I often find it more convenient to avoid God.  Sometimes I don’t want to feel what I am feeling.  Sometimes I don’t want to see and face what is out of joint in me.  It is easy to fear that if we go with God to the deep dark places of our hearts and minds, we may never emerge whole again.

My encouragement to you is that our God is trustworthy.
Our God brings water to deserts.
Our God can heal, with only a word.

Will we meet with the God who is longing to meet with us?
Will we open the door and invite God into the depths and desert places of our hearts?
Will we ask God to speak into our confusion, our anger, our fears?
Will we invite God into our unkept selves, our wounded selves, the selves we do not show the rest of the world?

And will we allow our loving God to begin that healing work?
Will we submit to God’s direction?
Will we listen to that still small voice?
Will we obey when God speaks?

God’s discipline is not meant to condemn.  It is not a weapon for manipulating others.  It is not a rejection.  It is quite the opposite.  It is God claiming us a children and friends, and inviting us into wholeness and fullness of life!

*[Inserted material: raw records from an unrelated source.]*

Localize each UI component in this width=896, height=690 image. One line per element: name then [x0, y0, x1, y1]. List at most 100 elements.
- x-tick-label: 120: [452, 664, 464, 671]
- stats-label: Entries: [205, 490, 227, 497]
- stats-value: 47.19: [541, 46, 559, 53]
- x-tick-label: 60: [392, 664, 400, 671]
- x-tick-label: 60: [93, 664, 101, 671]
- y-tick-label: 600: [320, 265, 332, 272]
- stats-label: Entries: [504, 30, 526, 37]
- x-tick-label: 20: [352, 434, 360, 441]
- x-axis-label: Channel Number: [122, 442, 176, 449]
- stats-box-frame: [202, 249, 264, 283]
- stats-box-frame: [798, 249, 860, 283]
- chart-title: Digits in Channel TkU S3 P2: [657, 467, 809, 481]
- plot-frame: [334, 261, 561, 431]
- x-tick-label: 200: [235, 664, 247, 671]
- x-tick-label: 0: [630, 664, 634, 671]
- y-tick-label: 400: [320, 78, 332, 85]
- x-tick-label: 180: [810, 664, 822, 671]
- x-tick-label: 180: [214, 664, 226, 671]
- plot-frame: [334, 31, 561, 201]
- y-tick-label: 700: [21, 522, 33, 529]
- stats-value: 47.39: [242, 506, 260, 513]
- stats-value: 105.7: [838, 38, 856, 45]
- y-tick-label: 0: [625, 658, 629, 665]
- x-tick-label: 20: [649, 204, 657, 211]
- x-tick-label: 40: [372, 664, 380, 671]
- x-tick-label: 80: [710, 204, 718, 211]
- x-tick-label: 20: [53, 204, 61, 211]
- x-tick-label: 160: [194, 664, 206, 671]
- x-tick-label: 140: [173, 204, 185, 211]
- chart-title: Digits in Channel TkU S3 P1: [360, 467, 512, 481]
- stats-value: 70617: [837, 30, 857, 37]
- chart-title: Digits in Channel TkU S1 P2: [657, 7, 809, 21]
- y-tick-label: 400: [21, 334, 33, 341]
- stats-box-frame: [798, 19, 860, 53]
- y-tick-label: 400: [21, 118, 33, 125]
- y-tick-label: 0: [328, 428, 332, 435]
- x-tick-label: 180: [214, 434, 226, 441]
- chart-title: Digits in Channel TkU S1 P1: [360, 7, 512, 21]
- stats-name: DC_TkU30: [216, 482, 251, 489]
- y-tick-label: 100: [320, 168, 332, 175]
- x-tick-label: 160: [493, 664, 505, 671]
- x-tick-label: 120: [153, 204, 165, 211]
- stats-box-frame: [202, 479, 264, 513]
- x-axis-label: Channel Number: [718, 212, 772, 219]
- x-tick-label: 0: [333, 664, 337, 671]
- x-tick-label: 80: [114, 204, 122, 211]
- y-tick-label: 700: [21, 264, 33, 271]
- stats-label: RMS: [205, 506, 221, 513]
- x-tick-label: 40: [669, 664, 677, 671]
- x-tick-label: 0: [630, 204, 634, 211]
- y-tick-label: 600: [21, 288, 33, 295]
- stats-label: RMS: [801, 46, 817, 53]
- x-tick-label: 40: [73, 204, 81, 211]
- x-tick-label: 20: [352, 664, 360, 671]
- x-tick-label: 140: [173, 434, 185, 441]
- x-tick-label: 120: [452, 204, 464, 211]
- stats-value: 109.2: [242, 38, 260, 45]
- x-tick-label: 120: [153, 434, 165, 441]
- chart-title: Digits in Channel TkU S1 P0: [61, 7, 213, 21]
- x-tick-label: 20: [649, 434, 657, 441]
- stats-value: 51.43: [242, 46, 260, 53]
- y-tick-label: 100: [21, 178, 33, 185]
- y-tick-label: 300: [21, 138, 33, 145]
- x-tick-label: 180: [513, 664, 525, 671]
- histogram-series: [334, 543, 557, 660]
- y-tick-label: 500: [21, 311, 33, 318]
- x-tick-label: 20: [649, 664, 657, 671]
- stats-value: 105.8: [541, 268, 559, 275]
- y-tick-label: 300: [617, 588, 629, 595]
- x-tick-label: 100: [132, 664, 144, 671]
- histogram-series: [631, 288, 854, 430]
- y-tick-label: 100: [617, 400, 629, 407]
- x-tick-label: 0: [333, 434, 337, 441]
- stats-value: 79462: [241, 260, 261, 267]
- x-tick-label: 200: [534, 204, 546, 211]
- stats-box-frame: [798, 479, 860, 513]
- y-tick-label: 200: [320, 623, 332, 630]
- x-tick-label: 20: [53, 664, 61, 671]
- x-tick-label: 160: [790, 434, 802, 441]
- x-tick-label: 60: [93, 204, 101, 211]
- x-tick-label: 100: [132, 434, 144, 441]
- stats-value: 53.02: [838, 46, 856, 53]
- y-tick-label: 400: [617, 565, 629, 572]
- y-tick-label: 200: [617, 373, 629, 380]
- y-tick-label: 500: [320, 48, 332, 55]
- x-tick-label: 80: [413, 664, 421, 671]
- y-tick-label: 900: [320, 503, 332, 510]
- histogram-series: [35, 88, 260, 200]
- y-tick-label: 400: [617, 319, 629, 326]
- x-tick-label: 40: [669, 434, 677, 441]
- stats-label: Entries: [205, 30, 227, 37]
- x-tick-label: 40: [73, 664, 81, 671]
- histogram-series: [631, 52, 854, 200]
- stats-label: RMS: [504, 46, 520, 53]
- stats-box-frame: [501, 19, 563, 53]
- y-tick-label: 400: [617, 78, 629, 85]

The writer of Hebrews says it well:

Therefore lift your drooping hands and strengthen your weak knees, and make straight paths for your feet, so that what is lame may not be put out of joint, but rather be healed.

The Good Physician Christ is working still for our healing and wholeness and that of the whole world.  Thanks be to God!

May we allow Christ in,
allowing light into the dark places,
that what is out of joint may not become lame…but healed!

We are indeed children of the Almighty God!

Praise be to God for God’s discipline,
God’s healing,
and God’s abiding and steadfast love for us!